The Filthy Guy

                                                  

Director: King Weng
Year: 1978
Rating: 5.0

Dubbed

For some reason Sammo Hung slipped over to Taiwan for this throwaway kung fu film that is a nitwit comedy with a fair amount of traditional martial arts. The timing feels strange as it was after his first two directorial films and between the classics Dirty Tiger, Crazy Frog and Warriors Two. At any rate, it is an opportunity to see Taiwanese star  Carter Huang match up with Sammo. They had appeared together in 1976 in Shaolin Traitorous but at the time Sammo was still playing secondary villains and he has a decent match-up with Huang. By this time, Sammo was on his way to becoming a star and the roles are reversed. For the most part though, these two stayed in the parallel film worlds of Hong Kong and Taiwan.



There is really nothing very special about the film. A mid-level low budget kung fu film but with the two big stars. Sammo plays a genial simpleton who is a servant to his Master Huang (Sammo is named Dirty Head in the dubbed version). Huang is the villain here, a swaggering asshole proud of his kung fu abilities. When two friends come over for a friendly match, he kills one of them. His kiss-ass aide played by an extremely annoying Dean Shek tells him that there is a prophecy that he will be Emperor of China. But there is one problem. His servant Sammo may get their first. Easy solution. Kill Sammo.



But not so simple. Sammo has been watching Huang practice for years and as we know from many kung fu films, that is all you need to become an expert. Sammo escapes to a temple and this is where the comedy kicks in and the audience groans. But he masters hard head kung fu and sets off to join the rebel army led by ex Shaw star, Yueh Hua in a small part. Along the way he picks up three men as followers. Wait a second, one (Wong Ling) is definitely a female in disguise. And hold on, another one (Au-yeung Ling Lung) is as well. Sammo never picks up on this. At one point Au-yeung has to disguise herself as a woman.

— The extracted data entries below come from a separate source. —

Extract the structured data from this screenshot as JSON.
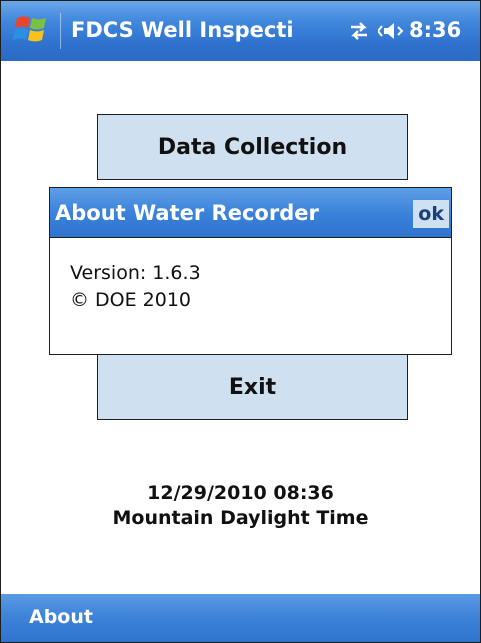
{
  "titlebar": {
    "start_icon": "windows-flag-icon",
    "title": "FDCS Well Inspecti",
    "connectivity_icon": "connectivity-arrows-icon",
    "volume_icon": "speaker-volume-icon",
    "clock": "8:36"
  },
  "main": {
    "data_collection_label": "Data Collection",
    "exit_label": "Exit"
  },
  "dialog": {
    "title": "About Water Recorder",
    "ok_label": "ok",
    "version": "Version: 1.6.3",
    "copyright": "© DOE 2010"
  },
  "datetime": {
    "date_time": "12/29/2010 08:36",
    "timezone": "Mountain Daylight Time"
  },
  "menubar": {
    "left_label": "About"
  },
  "colors": {
    "titlebar_blue": "#3f86dc",
    "button_fill": "#cfe0f1",
    "border": "#1e1e1e"
  }
}
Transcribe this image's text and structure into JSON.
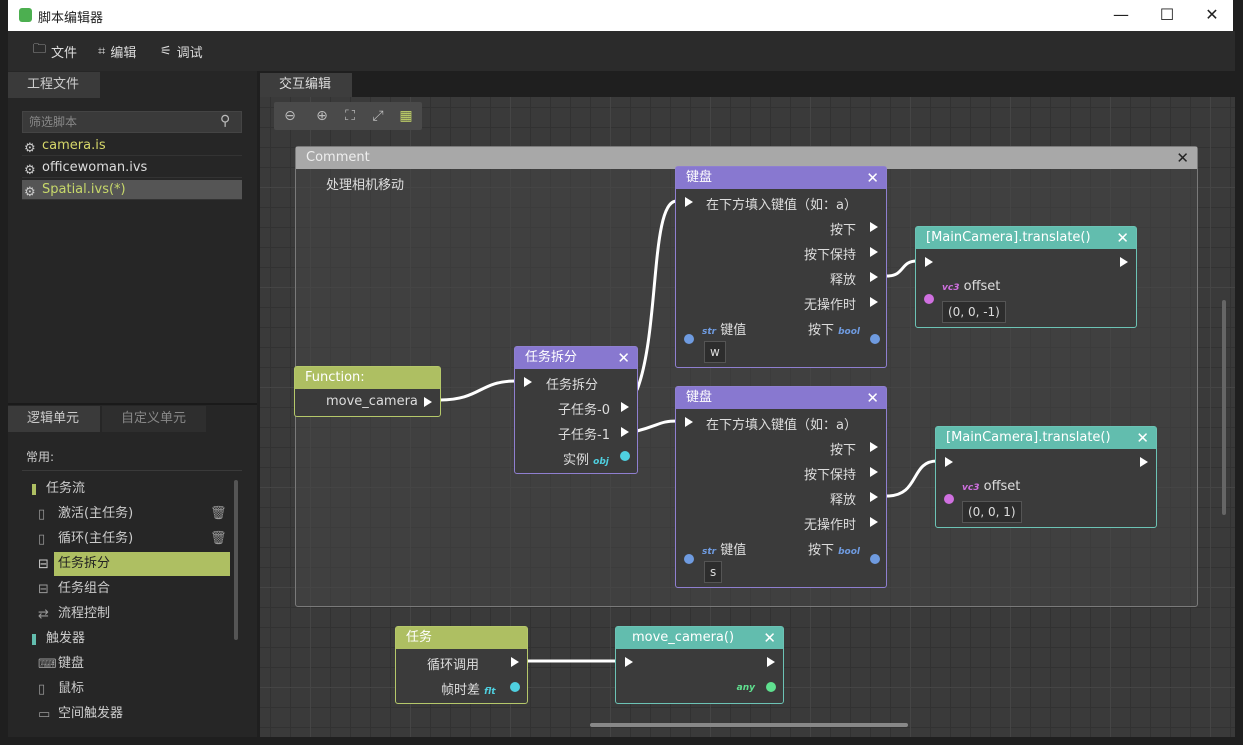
{
  "window": {
    "title": "脚本编辑器"
  },
  "menu": {
    "file": "文件",
    "edit": "编辑",
    "debug": "调试"
  },
  "project": {
    "tab": "工程文件",
    "search_placeholder": "筛选脚本",
    "files": [
      {
        "name": "camera.is"
      },
      {
        "name": "officewoman.ivs"
      },
      {
        "name": "Spatial.ivs(*)"
      }
    ]
  },
  "units": {
    "tab_logic": "逻辑单元",
    "tab_custom": "自定义单元",
    "common_label": "常用:",
    "items": [
      {
        "label": "任务流",
        "kind": "category",
        "color": "#aebf62"
      },
      {
        "label": "激活(主任务)"
      },
      {
        "label": "循环(主任务)"
      },
      {
        "label": "任务拆分",
        "selected": true
      },
      {
        "label": "任务组合"
      },
      {
        "label": "流程控制"
      },
      {
        "label": "触发器",
        "kind": "category",
        "color": "#62bdae"
      },
      {
        "label": "键盘"
      },
      {
        "label": "鼠标"
      },
      {
        "label": "空间触发器"
      }
    ]
  },
  "editor": {
    "tab": "交互编辑"
  },
  "comment": {
    "title": "Comment",
    "text": "处理相机移动"
  },
  "nodes": {
    "function": {
      "title": "Function:",
      "output": "move_camera"
    },
    "split": {
      "title": "任务拆分",
      "in": "任务拆分",
      "out0": "子任务-0",
      "out1": "子任务-1",
      "inst": "实例",
      "inst_type": "obj"
    },
    "key1": {
      "title": "键盘",
      "in": "在下方填入键值（如：a）",
      "press": "按下",
      "hold": "按下保持",
      "release": "释放",
      "idle": "无操作时",
      "keyval": "键值",
      "keyval_type": "str",
      "pressed": "按下",
      "pressed_type": "bool",
      "value": "w"
    },
    "key2": {
      "title": "键盘",
      "in": "在下方填入键值（如：a）",
      "press": "按下",
      "hold": "按下保持",
      "release": "释放",
      "idle": "无操作时",
      "keyval": "键值",
      "keyval_type": "str",
      "pressed": "按下",
      "pressed_type": "bool",
      "value": "s"
    },
    "translate1": {
      "title": "[MainCamera].translate()",
      "param": "offset",
      "param_type": "vc3",
      "value": "(0, 0, -1)"
    },
    "translate2": {
      "title": "[MainCamera].translate()",
      "param": "offset",
      "param_type": "vc3",
      "value": "(0, 0, 1)"
    },
    "task": {
      "title": "任务",
      "loop": "循环调用",
      "delta": "帧时差",
      "delta_type": "flt"
    },
    "call": {
      "title": "move_camera()",
      "ret_type": "any"
    }
  }
}
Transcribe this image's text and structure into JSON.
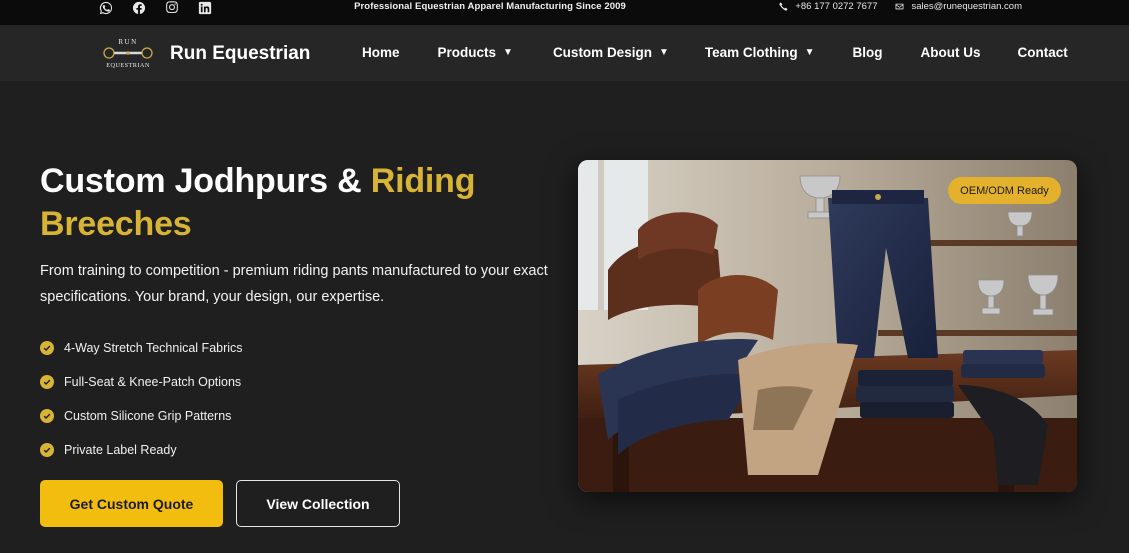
{
  "topbar": {
    "social": [
      "whatsapp-icon",
      "facebook-icon",
      "instagram-icon",
      "linkedin-icon"
    ],
    "tagline": "Professional Equestrian Apparel Manufacturing Since 2009",
    "phone": "+86 177 0272 7677",
    "email": "sales@runequestrian.com"
  },
  "nav": {
    "logo_top": "RUN",
    "logo_bottom": "EQUESTRIAN",
    "brand": "Run Equestrian",
    "items": [
      {
        "label": "Home",
        "dropdown": false
      },
      {
        "label": "Products",
        "dropdown": true
      },
      {
        "label": "Custom Design",
        "dropdown": true
      },
      {
        "label": "Team Clothing",
        "dropdown": true
      },
      {
        "label": "Blog",
        "dropdown": false
      },
      {
        "label": "About Us",
        "dropdown": false
      },
      {
        "label": "Contact",
        "dropdown": false
      }
    ],
    "caret": "▼"
  },
  "hero": {
    "title_part1": "Custom Jodhpurs & ",
    "title_highlight": "Riding Breeches",
    "subtitle": "From training to competition - premium riding pants manufactured to your exact specifications. Your brand, your design, our expertise.",
    "features": [
      "4-Way Stretch Technical Fabrics",
      "Full-Seat & Knee-Patch Options",
      "Custom Silicone Grip Patterns",
      "Private Label Ready"
    ],
    "primary_button": "Get Custom Quote",
    "secondary_button": "View Collection",
    "badge": "OEM/ODM Ready"
  },
  "colors": {
    "accent": "#d8b436",
    "button": "#f3bd10",
    "background": "#1f1f1f",
    "nav": "#262626",
    "topbar": "#0b0b0b"
  }
}
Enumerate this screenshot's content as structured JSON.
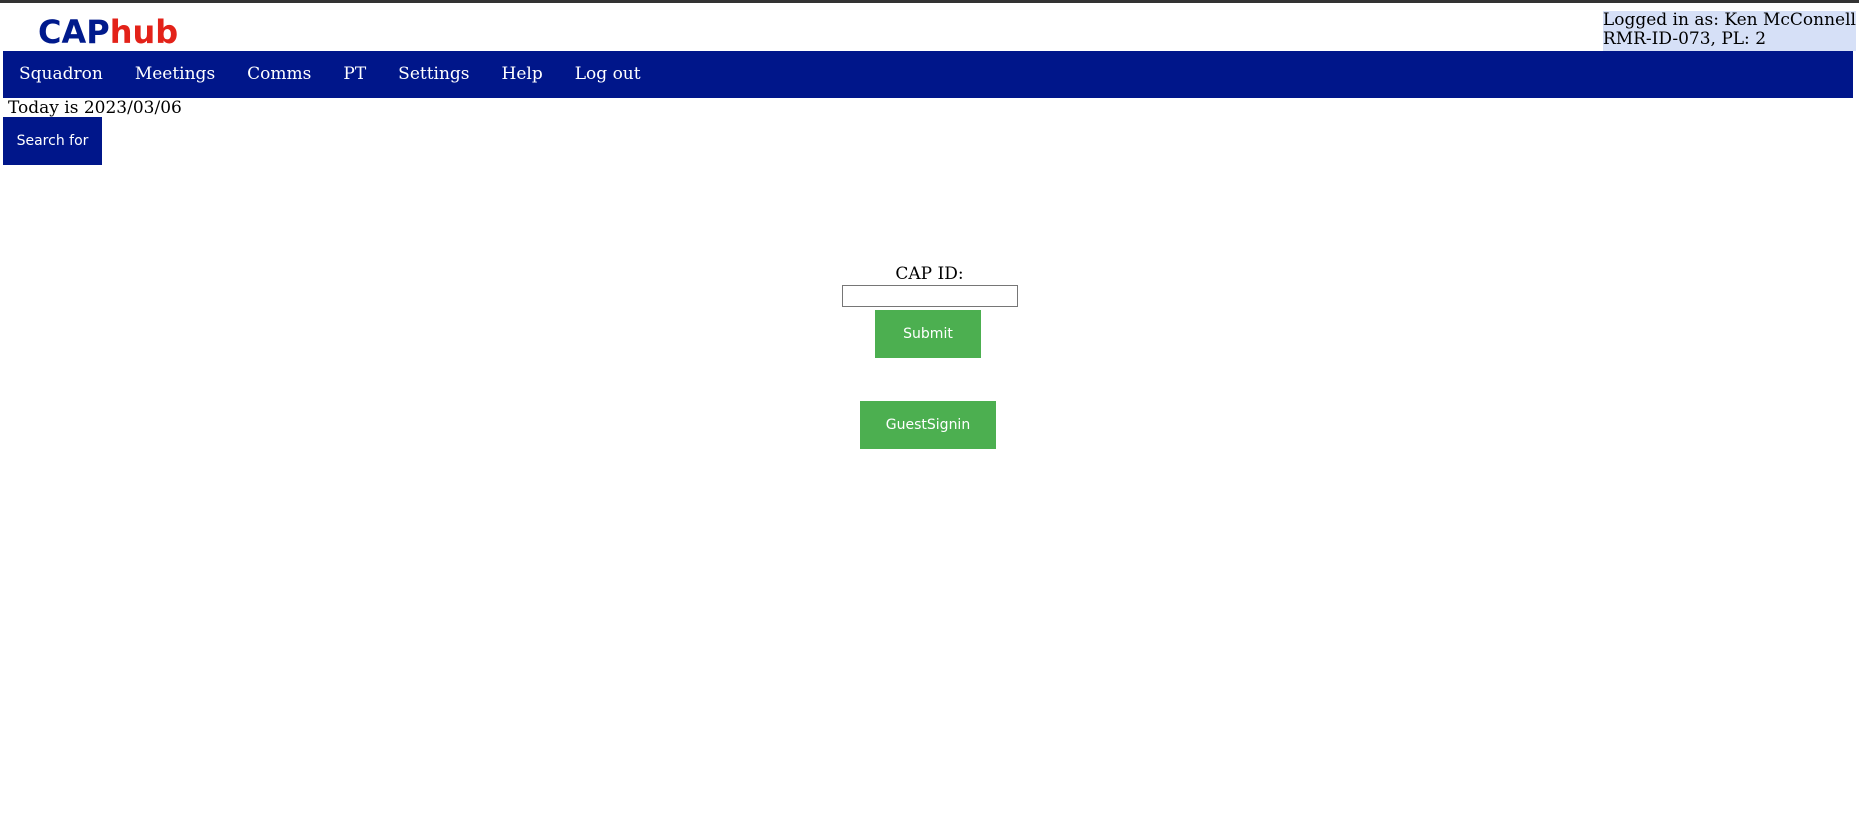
{
  "brand": {
    "logo_part1": "CAP",
    "logo_part2": "hub",
    "color_primary": "#001a8c",
    "color_accent": "#e32219"
  },
  "user": {
    "line1": "Logged in as: Ken McConnell",
    "line2": "RMR-ID-073, PL: 2"
  },
  "nav": {
    "items": [
      {
        "label": "Squadron"
      },
      {
        "label": "Meetings"
      },
      {
        "label": "Comms"
      },
      {
        "label": "PT"
      },
      {
        "label": "Settings"
      },
      {
        "label": "Help"
      },
      {
        "label": "Log out"
      }
    ]
  },
  "main": {
    "today": "Today is 2023/03/06",
    "search_label": "Search for",
    "cap_id_label": "CAP ID:",
    "cap_id_value": "",
    "submit_label": "Submit",
    "guest_label": "GuestSignin"
  }
}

Some solid action, a few surprises but when they are not fighting, you may want to hit the fast-forward button. Sammo also pulls a Tarzan, but not with elephants but with charging bulls to save the day. Directed by King Weng and choreographed by Chen Hsin-I (To Kill with Intrigue, The Killer Meteors). Btw, Letterbox and IMDB has the year for this as 1972, but the Hong Kong Database has it at 1978  which makes more sense. No way was Sammo starring in a film in 1972.